Substitution of the numerator of this expression into Eq. (15) and consideration stochastically that \(S_{{\overline{X}_{2} }} = S_{{\overline{X}_{2} }} = S/\sqrt n\), Eq. (19) takes its final form as follows:

$$ E(S_{a}^{2} ) = \frac{{\left( {1 - \rho_{{\overline{X}_{2} \overline{X}_{1} }} } \right)}}{{n^{2} /8}}\frac{{S_{a}^{2} }}{n}. $$
(20)

In this last expression, \(\rho_{{\overline{X}_{2} \overline{X}_{1} }} \) implies cross-correlation coefficient between the ascending two halves’ arithmetic averages. The standard deviation of the sampling slope value can be obtained from Eq. (20) as:

$$ \sqrt {E\left( {S_{a}^{2} } \right)} = \frac{2\sqrt 2 }{{n\sqrt n }}S\sqrt {1 - \rho_{{\overline{X}_{2} \overline{X}_{1} }} } . $$
(21)

Furthermore, the third-order moment of the slope variable is also equal to zero and the same is valid for all odd order moments. This is the reason why the PDF of the slope, Sa, abides with the normal (Gaussian) PDF with zero mean and the standard deviation given in Eq. (21).

The ITA is applied to the long annual temperature records of Southeastern New Jersey (Şen 2017a, b). The simple statistical quantities of the record are presented in Table 2.

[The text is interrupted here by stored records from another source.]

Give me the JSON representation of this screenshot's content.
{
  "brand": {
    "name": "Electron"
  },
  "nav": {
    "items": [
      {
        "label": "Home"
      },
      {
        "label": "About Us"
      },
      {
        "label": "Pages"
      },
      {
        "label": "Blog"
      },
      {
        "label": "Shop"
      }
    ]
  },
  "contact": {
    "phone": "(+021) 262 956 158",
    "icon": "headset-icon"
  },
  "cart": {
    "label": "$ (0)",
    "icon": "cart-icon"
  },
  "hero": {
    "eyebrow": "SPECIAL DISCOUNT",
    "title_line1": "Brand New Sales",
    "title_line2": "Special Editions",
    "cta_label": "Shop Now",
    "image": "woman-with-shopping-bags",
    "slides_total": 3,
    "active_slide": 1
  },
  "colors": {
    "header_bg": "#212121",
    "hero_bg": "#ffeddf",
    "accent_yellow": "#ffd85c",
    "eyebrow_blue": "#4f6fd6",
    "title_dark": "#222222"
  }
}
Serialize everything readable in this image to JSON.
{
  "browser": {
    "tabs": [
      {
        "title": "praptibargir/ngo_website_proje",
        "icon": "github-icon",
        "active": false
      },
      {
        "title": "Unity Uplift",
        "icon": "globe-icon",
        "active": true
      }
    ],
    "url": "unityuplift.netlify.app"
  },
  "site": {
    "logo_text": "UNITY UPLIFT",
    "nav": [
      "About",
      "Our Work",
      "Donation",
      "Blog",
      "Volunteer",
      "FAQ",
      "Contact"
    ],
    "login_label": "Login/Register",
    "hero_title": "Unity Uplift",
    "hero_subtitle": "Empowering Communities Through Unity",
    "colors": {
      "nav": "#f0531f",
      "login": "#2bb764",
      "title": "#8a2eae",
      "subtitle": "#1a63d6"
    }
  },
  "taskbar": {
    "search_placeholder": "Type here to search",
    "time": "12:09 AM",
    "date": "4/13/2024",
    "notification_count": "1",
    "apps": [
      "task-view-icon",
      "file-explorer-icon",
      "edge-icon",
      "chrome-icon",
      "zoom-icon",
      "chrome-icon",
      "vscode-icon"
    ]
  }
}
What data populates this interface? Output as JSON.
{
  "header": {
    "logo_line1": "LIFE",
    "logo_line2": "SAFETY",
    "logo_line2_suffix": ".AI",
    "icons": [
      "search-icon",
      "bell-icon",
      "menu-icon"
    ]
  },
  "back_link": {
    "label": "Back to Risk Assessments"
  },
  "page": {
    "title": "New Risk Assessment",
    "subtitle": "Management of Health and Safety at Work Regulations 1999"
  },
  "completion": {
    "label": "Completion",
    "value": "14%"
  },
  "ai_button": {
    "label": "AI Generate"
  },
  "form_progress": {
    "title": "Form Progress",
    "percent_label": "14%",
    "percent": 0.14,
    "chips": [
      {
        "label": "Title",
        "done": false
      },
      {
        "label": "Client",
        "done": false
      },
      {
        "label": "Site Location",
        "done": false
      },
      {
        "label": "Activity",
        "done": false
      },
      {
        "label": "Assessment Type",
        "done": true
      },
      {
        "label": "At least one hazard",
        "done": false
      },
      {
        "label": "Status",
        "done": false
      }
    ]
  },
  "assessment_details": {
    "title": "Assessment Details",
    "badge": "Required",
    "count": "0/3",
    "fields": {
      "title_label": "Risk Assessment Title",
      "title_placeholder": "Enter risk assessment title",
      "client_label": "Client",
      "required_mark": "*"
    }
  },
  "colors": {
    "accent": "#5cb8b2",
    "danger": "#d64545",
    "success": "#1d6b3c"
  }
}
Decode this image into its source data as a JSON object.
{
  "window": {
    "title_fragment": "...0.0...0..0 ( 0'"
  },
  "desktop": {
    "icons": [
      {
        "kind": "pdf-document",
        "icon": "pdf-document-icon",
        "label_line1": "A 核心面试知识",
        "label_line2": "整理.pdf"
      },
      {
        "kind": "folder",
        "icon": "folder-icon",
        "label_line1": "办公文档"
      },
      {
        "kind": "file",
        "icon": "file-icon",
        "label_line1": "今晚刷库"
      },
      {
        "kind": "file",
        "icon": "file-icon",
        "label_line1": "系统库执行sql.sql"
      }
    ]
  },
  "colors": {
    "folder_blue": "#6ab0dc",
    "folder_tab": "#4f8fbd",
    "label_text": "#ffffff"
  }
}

Table 2 Descriptive features of actual data
Full size table

If at α percent significance level, the confidence limits of a standard normal PDF with zero mean and standard deviation is \(\alpha_{{\text{cr }}}\) then the confidence limits (CL) of the trend slope can be written according to the following expression:

$$ {\text{CL}}_{{\left( {1 - \alpha } \right)}} = \pm \alpha_{{{\text{cr}}}} \sqrt {E\left( {S_{a}^{2} } \right)} . $$
(22)

All the necessary calculations and additional information with the operations in the last column are presented in Table 3.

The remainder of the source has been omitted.